This is one of the few places on the canals that I have been where I can’t get a 3 internet signal so you will get this post sometime.
This morning several boats went by well spaced out, so after what I felt was a reasonable delay we set of at quarter to ten. As it turned out I timed it spot on, a few minutes after leaving a boat came round the bend behind us, you can just see him in this picture of our moorings, as a bonus as we reached pigeons Lock a boat was just coming out.
Passing the Tea garden on the left just before the lock it has expanded somewhat since last time we were this way with more tents with tables and chairs to partake of afternoon tea and watch the boats go by.
Below Pigeons Lock there was only one boat moored, this length is normally full. We found the same at many other spots where in the past there have been lots of moored boats, I know CRT is ensuring boats move on now, but where are they going to?
On the approach to Enslow there was an inflatable dingy hauled half onto the towpath, on the red out board engine it says “FIRE” At first I thought this a bit suspicious and was about to call the police, you don’t often see inflatable's just left half on the towpath and half in the canal, but as we got closer we could first hear and then see people with chainsaws working beyond the towpath. When we reached Enslow Wharf, a little over a quarter of a mile along the canal this came into view, so that explains half the mystery but what were the Fire Brigade doing with chainsaws down the tow path?
Caravan Lift Bridge looked in a bad way last time we were here and I said then I wouldn’t be surprised to see it all fall in, well this is what it looks like today. As we approached Thrupp a lot of the bank had collapsed along the front of one of the houses, I wonder if this is the householder’s responsibility or CRT’s?
We went just into Thrupp and winded before Aubrey’ Lift Bridge and then started heading north again to Stockton. On the towpath coming out of Thrupp the towpath is lined by lots of long term moorings interspersed with a few 14 day ones, again these were empty. In the photo below you can see the result of boats speeding passed moored boats, this looks like a section or very heave gauge steel pipe, possibly a scaffold pole.
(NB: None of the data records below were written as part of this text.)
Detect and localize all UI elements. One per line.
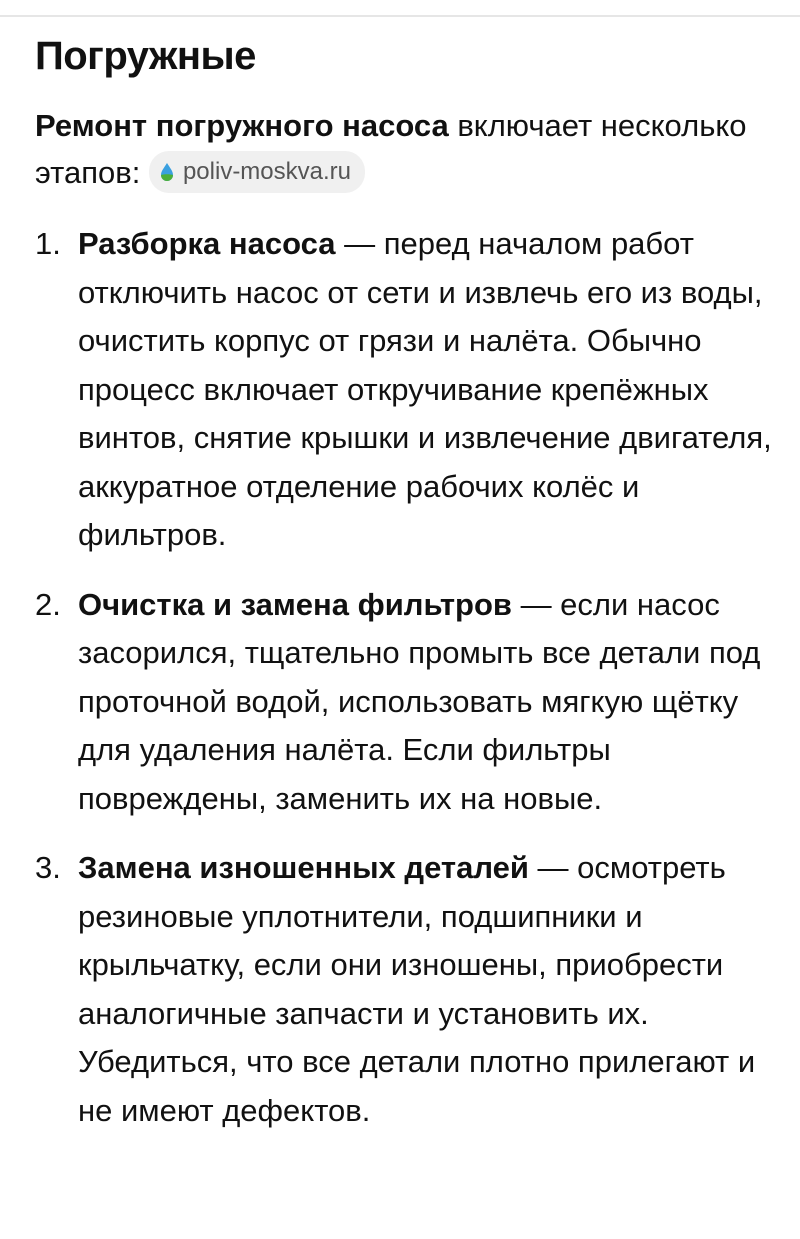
intro-bold: Ремонт погружного насоса — [35, 108, 449, 143]
water-drop-icon — [159, 162, 175, 182]
item-number: 3. — [35, 850, 61, 885]
item-number: 2. — [35, 586, 61, 622]
intro-text: включает несколько этапов: — [35, 108, 747, 190]
source-link[interactable] — [149, 151, 365, 193]
item-text: — перед началом работ отключить насос от сети и извлечь его из воды, очистить корпус от грязи и налёта. Обычно процесс включает откручивание крепёжных винтов, снятие крышки и извлечение двигателя, аккуратное отделение рабочих колёс и фильтров. — [78, 226, 772, 552]
list-item — [35, 220, 775, 560]
item-title: Очистка и замена фильтров — [78, 586, 512, 622]
answer-content — [35, 28, 775, 1156]
section-heading: Погружные — [35, 34, 256, 78]
item-text: — если насос засорился, тщательно промыть все детали под проточной водой, использовать мягкую щётку для удаления налёта. Если фильтры повреждены, заменить их на новые. — [78, 586, 761, 816]
intro-paragraph — [35, 102, 775, 196]
item-number: 1. — [35, 226, 61, 261]
item-title: Замена изношенных деталей — [78, 850, 529, 885]
steps-list — [35, 220, 775, 1135]
top-bar — [0, 0, 800, 17]
item-text: — осмотреть резиновые уплотнители, подшипники и крыльчатку, если они изношены, приобрести аналогичные запчасти и установить их. Убедиться, что все детали плотно прилегают и не имеют дефектов. — [78, 850, 756, 1128]
list-item — [35, 581, 775, 824]
list-item — [35, 844, 775, 1135]
item-title: Разборка насоса — [78, 226, 336, 261]
source-label: poliv-moskva.ru — [182, 157, 351, 185]
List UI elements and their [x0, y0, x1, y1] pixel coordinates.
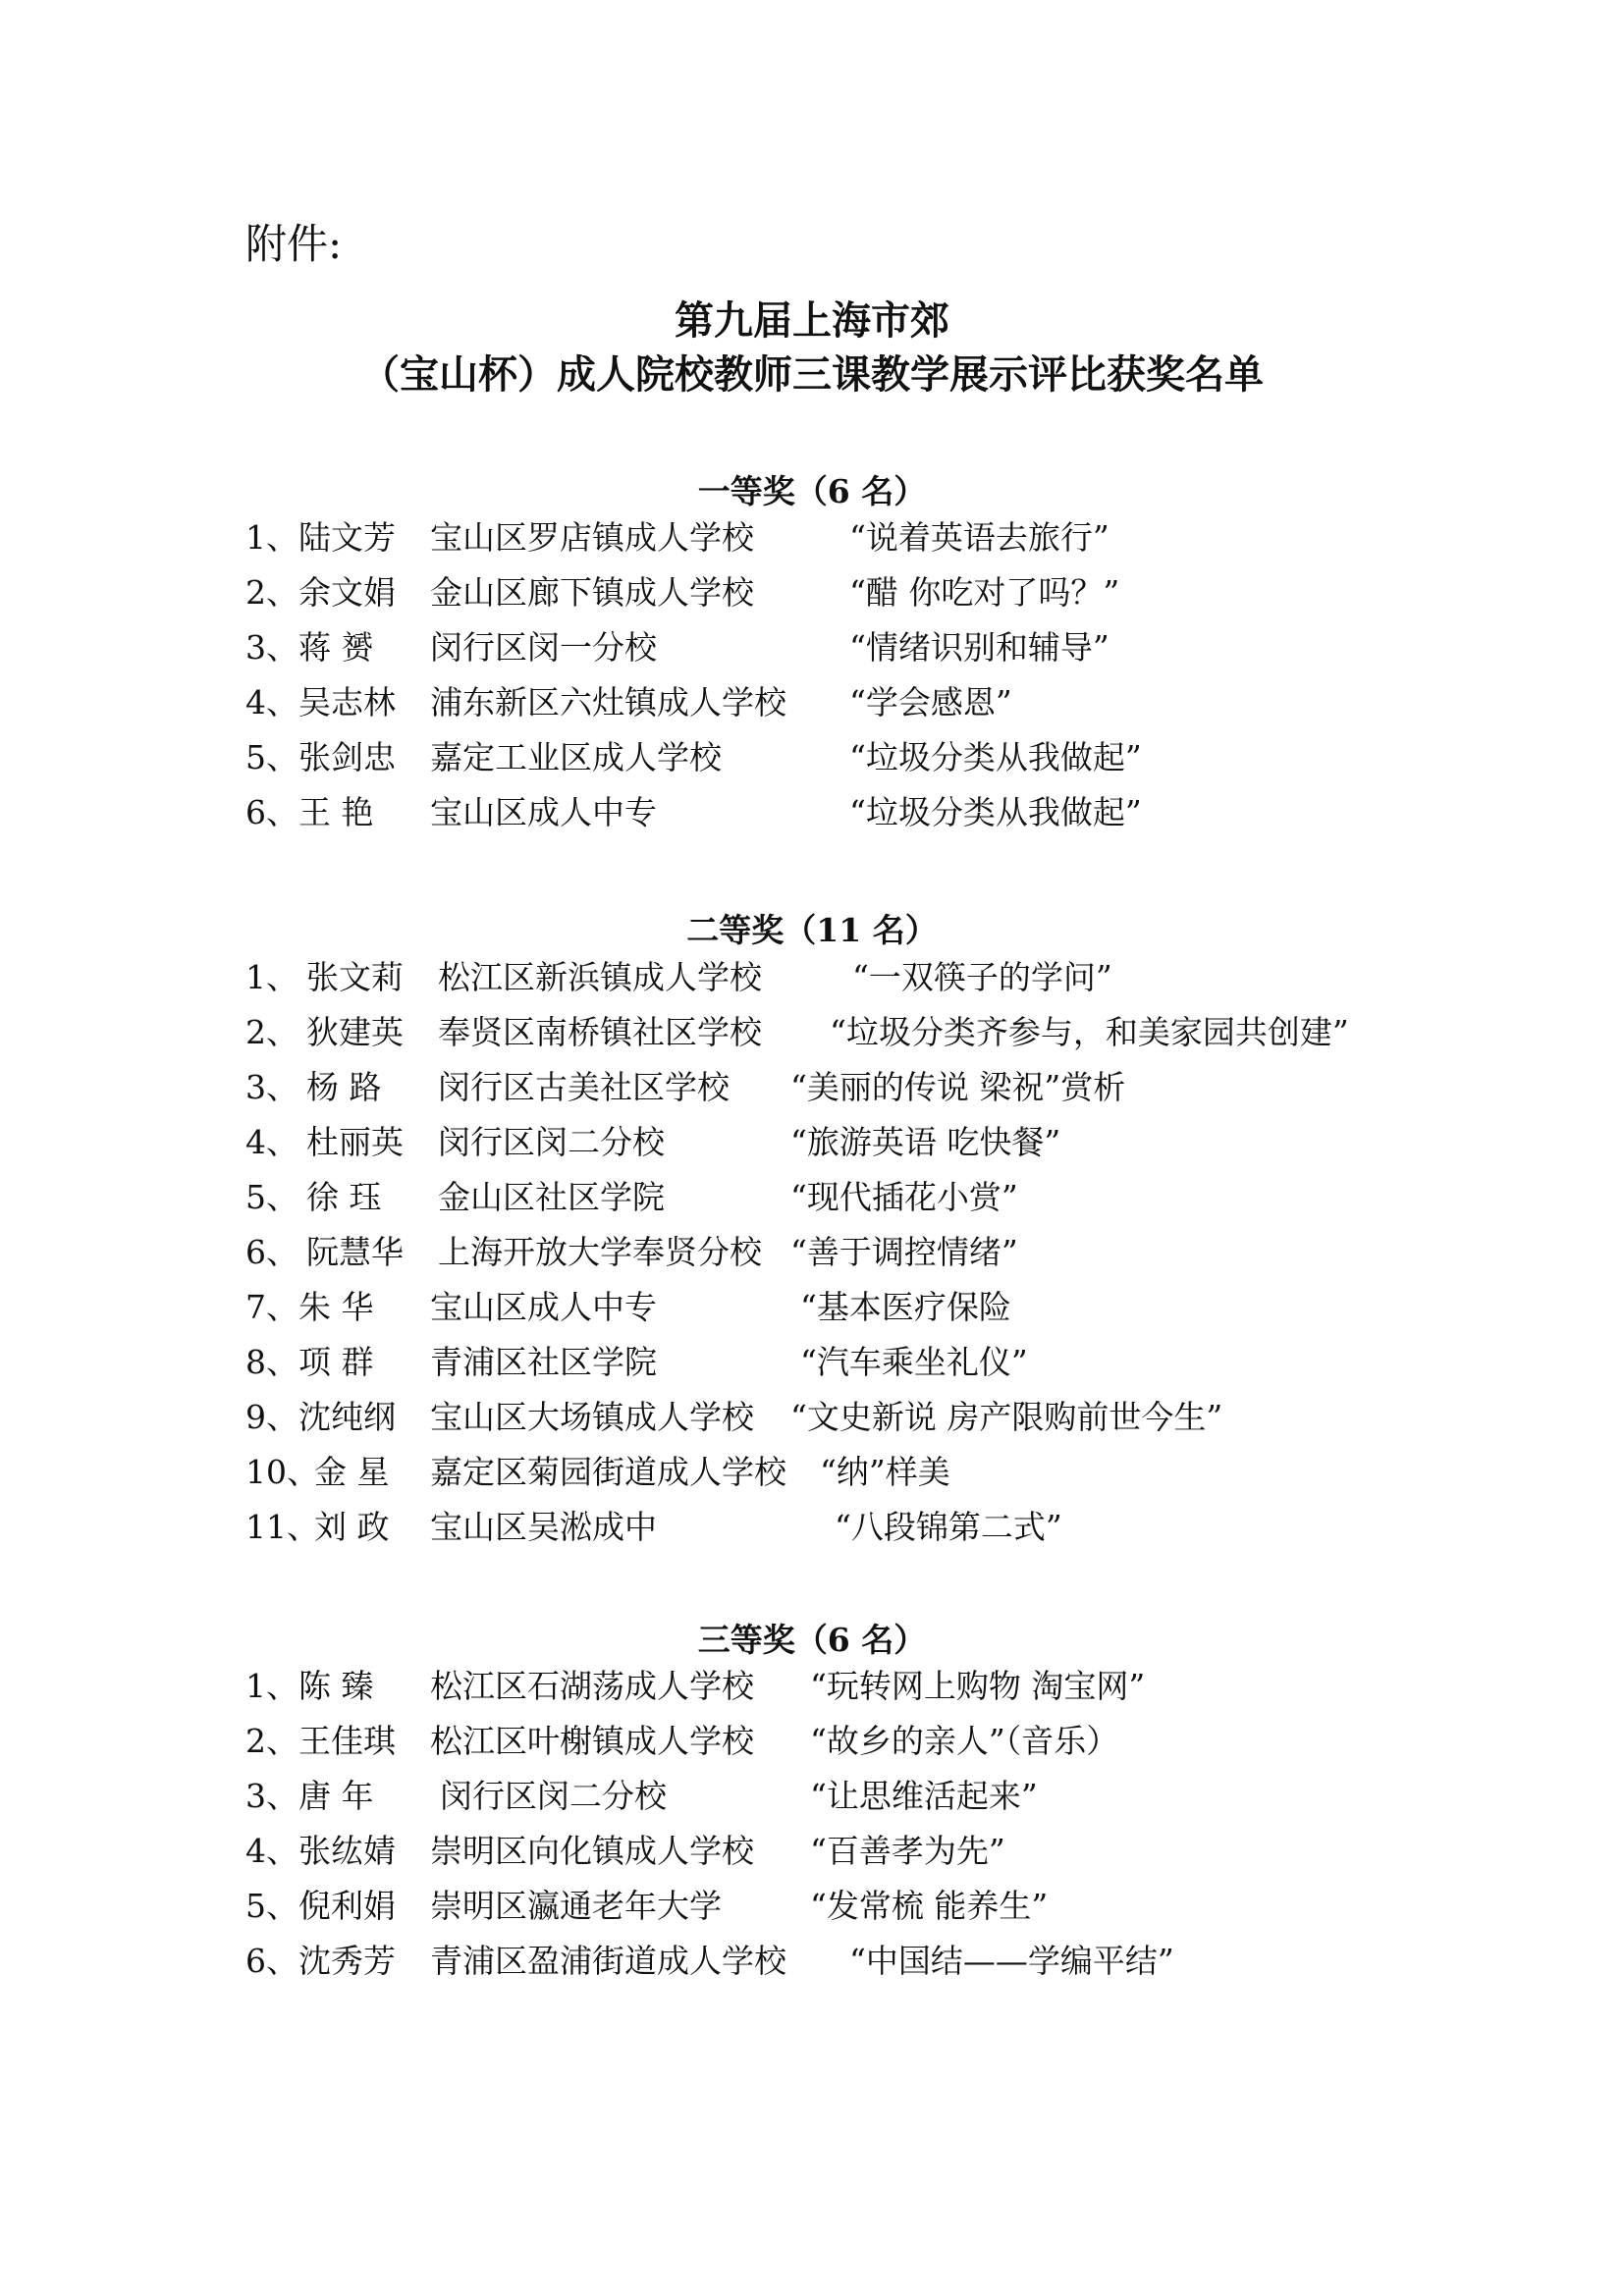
- entry-topic: “情绪识别和辅导”: [849, 628, 1110, 667]
- entry-school: 崇明区瀛通老年大学: [430, 1887, 722, 1925]
- entry-number: 9、: [245, 1398, 298, 1436]
- entry-name: 陈 臻: [298, 1667, 374, 1705]
- attachment-label: 附件:: [245, 220, 343, 268]
- entry-number: 7、: [245, 1288, 298, 1326]
- entry-name: 蒋 赟: [298, 628, 374, 667]
- entry-number: 6、: [245, 793, 298, 831]
- list-item: [245, 1883, 1522, 1930]
- list-item: [245, 1718, 1522, 1765]
- entry-school: 青浦区盈浦街道成人学校: [430, 1942, 786, 1980]
- section-title-third-prize: 三等奖（6 名）: [697, 1621, 927, 1659]
- entry-topic: “汽车乘坐礼仪”: [800, 1343, 1028, 1381]
- entry-school: 金山区社区学院: [438, 1178, 665, 1216]
- entry-topic: “醋 你吃对了吗？”: [849, 573, 1120, 612]
- entry-school: 金山区廊下镇成人学校: [430, 573, 754, 612]
- entry-topic: “垃圾分类齐参与，和美家园共创建”: [830, 1013, 1349, 1051]
- entry-number: 8、: [245, 1343, 298, 1381]
- entry-school: 奉贤区南桥镇社区学校: [438, 1013, 762, 1051]
- entry-number: 10、: [245, 1453, 319, 1491]
- entry-school: 闵行区古美社区学校: [438, 1068, 730, 1106]
- list-item: [245, 954, 1522, 1001]
- list-item: [245, 1119, 1522, 1166]
- entry-name: 朱 华: [298, 1288, 374, 1326]
- section-title-first-prize: 一等奖（6 名）: [697, 472, 927, 510]
- entry-school: 松江区叶榭镇成人学校: [430, 1722, 754, 1760]
- list-item: [245, 514, 1522, 561]
- entry-name: 张纮婧: [298, 1832, 396, 1870]
- entry-topic: “故乡的亲人”（音乐）: [810, 1722, 1119, 1760]
- entry-number: 3、: [245, 628, 298, 667]
- entry-number: 3、: [245, 1068, 298, 1106]
- entry-name: 徐 珏: [306, 1178, 382, 1216]
- list-item: [245, 1663, 1522, 1710]
- entry-school: 松江区石湖荡成人学校: [430, 1667, 754, 1705]
- section-title-second-prize: 二等奖（11 名）: [686, 911, 938, 949]
- entry-number: 1、: [245, 518, 298, 557]
- entry-school: 宝山区吴淞成中: [430, 1508, 657, 1546]
- entry-number: 5、: [245, 1887, 298, 1925]
- entry-topic: “旅游英语 吃快餐”: [790, 1123, 1061, 1161]
- list-item: [245, 1009, 1522, 1056]
- entry-school: 宝山区成人中专: [430, 793, 657, 831]
- entry-topic: “百善孝为先”: [810, 1832, 1005, 1870]
- list-item: [245, 1339, 1522, 1386]
- entry-topic: “玩转网上购物 淘宝网”: [810, 1667, 1146, 1705]
- entry-school: 崇明区向化镇成人学校: [430, 1832, 754, 1870]
- entry-number: 6、: [245, 1233, 298, 1271]
- entry-school: 宝山区罗店镇成人学校: [430, 518, 754, 557]
- entry-number: 3、: [245, 1777, 298, 1815]
- entry-school: 宝山区大场镇成人学校: [430, 1398, 754, 1436]
- entry-number: 6、: [245, 1942, 298, 1980]
- entry-name: 王佳琪: [298, 1722, 396, 1760]
- entry-school: 闵行区闵二分校: [440, 1777, 667, 1815]
- list-item: [245, 789, 1522, 836]
- entry-name: 王 艳: [298, 793, 374, 831]
- list-item: [245, 569, 1522, 616]
- entry-number: 2、: [245, 1013, 298, 1051]
- entry-name: 余文娟: [298, 573, 396, 612]
- entry-topic: “学会感恩”: [849, 683, 1012, 721]
- entry-topic: “让思维活起来”: [810, 1777, 1038, 1815]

As we approached Shipton Lift Bridge it was open and a boat coming through from the opposite direction, it was the same boat that had followed us down the first lock this morning. The advantage for us was that his crew stayed sitting on the balance arm of the bridge holding it open so we could pass through as well.
Yesterday I mentioned a small fibreglass boat that the chap had built himself, well today we saw it again so I thought I would include a couple of photos.
As we came towards Lower Heyford we caught up with a hire boat who was just getting off the mud, as he went under the next bridge he pulled to the side and his wife hopped off with a rope, I assumed they were mooring up when in fact they were waiting for a boat coming the other way passed a line of moored boats, I only realised this as I went past them with a friendly wave. We made things right at Mill Lift bridge where Diana opened the bridge and I waved him passed also apologising to his wife who had walked up also to open the bridge. No sooner had I waved him by and I had to tell him to stop as a Shared Ownership boat coming the other way seeing the bridge open thought they may as well come through. In the end Diana held the bridge open for 4 boats because as I cleared the bridge another hire boat turned up going south so we just waved them through. We moored for the night just above Allen’s Lock and while we were here nb. Progress came by again looking very splendid, It wasn’t Chris Coburn onboard but speaking with the steerer he still owns her.
Our reason for mooring her is this evening we have a VIP visiting us, the famous Mort Bones with her dog Boots of canal magazine fame.